课后习题一共四道代码题,下面分别给出代码,但是没有测试.
1.判断二叉树是否是二叉排序树
int judBST(BTNode *bt){
int b1,b2;
if(bt==NULL){
return 1;
}
else{
b1 = judBST(bt->left);
if(b1 == 0 || predt>bt->value)
{
return 0;
}
predt = bt->value;
b2 = judBST(bt->right);
return b2;
}
}
主要思想是看中序递增
2.确定平衡二叉树第k个结点的位置
它增加了一个域
typedef struct BTNode{
int value;
BTNode*left,*right;
int lsize;
int count;
}BTNode;
BTNode *search_small(BTNode *t,int k){
if(t== NULL || k<1){
return NULL;
}
if(t->lsize == k)
return t;
if(t->lsize >k){
return search_small(t->left,k);
}else{
return search_small(t->right,k-t->lsize);
}
}
3. 统计二叉排序树相同结点个数
这个用递推遍历,不停的跳来跳去而没有用栈
void insert(BTNode *&t,BTNode *&pr,int x){
BTNode *p = t;
while(p!=NULL){
if(p->value !=x){
pr = p;
if(x<p->value){
p = p->left;
}else
p = p->right;
}else{
++(p->count);
return ;
}
}
BTNode *s = (BTNode *)malloc(sizeof(BTNode));
s->value = x;
s->count = 1;
s->left = s->right = NULL;
if(pr==NULL)
t = s;
else if(x<pr->value)
pr->left = s;
else pr->right = s;
}
4.给定关键值序列是否是二叉排序树查找序列.
这个是分两个左右序列。
typedef struct{
int elem[12];
int len;
}Sequence;
void reduce(Sequence &S,Sequence &S1,Sequence &S2){
int i = 0,j = 0,k = 0;
do{
while(i+1 < S.len && S.elem[i]<S.elem[i+1])

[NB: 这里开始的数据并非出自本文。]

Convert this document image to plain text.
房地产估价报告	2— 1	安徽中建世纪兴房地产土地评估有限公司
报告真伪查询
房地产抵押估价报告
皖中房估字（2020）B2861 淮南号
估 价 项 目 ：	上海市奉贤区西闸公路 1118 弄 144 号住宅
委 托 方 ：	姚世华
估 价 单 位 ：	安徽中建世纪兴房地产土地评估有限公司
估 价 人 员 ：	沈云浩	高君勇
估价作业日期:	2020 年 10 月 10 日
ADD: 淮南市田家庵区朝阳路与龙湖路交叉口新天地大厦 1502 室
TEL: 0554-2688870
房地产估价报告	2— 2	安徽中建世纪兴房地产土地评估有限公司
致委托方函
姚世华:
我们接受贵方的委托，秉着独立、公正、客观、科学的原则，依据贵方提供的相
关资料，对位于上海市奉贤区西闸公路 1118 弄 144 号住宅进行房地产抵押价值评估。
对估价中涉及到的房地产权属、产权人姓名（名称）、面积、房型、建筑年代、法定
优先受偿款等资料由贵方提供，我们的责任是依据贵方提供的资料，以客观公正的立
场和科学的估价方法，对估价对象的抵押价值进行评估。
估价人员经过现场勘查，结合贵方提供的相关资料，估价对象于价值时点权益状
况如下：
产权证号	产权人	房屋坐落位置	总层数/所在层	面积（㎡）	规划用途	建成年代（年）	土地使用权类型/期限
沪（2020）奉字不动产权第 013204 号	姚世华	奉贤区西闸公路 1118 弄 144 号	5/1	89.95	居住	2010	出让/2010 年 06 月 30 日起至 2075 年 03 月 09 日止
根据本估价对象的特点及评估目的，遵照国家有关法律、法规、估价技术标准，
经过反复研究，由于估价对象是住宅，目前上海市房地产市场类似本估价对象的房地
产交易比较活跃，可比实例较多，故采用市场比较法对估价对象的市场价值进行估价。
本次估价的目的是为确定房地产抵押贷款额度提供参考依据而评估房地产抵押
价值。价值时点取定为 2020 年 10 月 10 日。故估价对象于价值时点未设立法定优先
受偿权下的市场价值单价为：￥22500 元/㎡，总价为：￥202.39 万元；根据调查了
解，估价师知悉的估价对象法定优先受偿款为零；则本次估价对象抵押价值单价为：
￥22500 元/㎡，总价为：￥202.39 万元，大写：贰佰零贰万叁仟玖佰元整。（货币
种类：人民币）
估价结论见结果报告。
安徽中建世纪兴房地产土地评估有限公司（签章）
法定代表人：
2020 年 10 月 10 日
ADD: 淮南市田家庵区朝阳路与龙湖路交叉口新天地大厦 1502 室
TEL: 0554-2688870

S1.elem[j++] = S.elem[i++];
while(i+1 < S.len && S.elem[i] > S.elem[i+1])
S2.elem[k++] = S.elem[i++];
}while(i+1<S.len);
S1.len = j;
S2.len = k;
}
int judge(Sequence &S1,Sequence &S2,int x){
int i,flag ;
flag = 1;
i = 0;
while(flag && i+1<S1.len)
if(S1.elem[i] > S1.elem[i+1] || S1.elem[i] > x)
flag = 0;
else
++i;
i = 0;
while(flag && i+1<S2.len)
if(S2.elem[i] < S2.elem[i+1] || S2.elem[i] < x)
flag = 0;
else
++i;
return flag;
}
int issearch(Sequence &S,Sequence &S1,Sequence &S2,int x){
reduce(S,S1,S2);
return judge(S1,S2,x);
}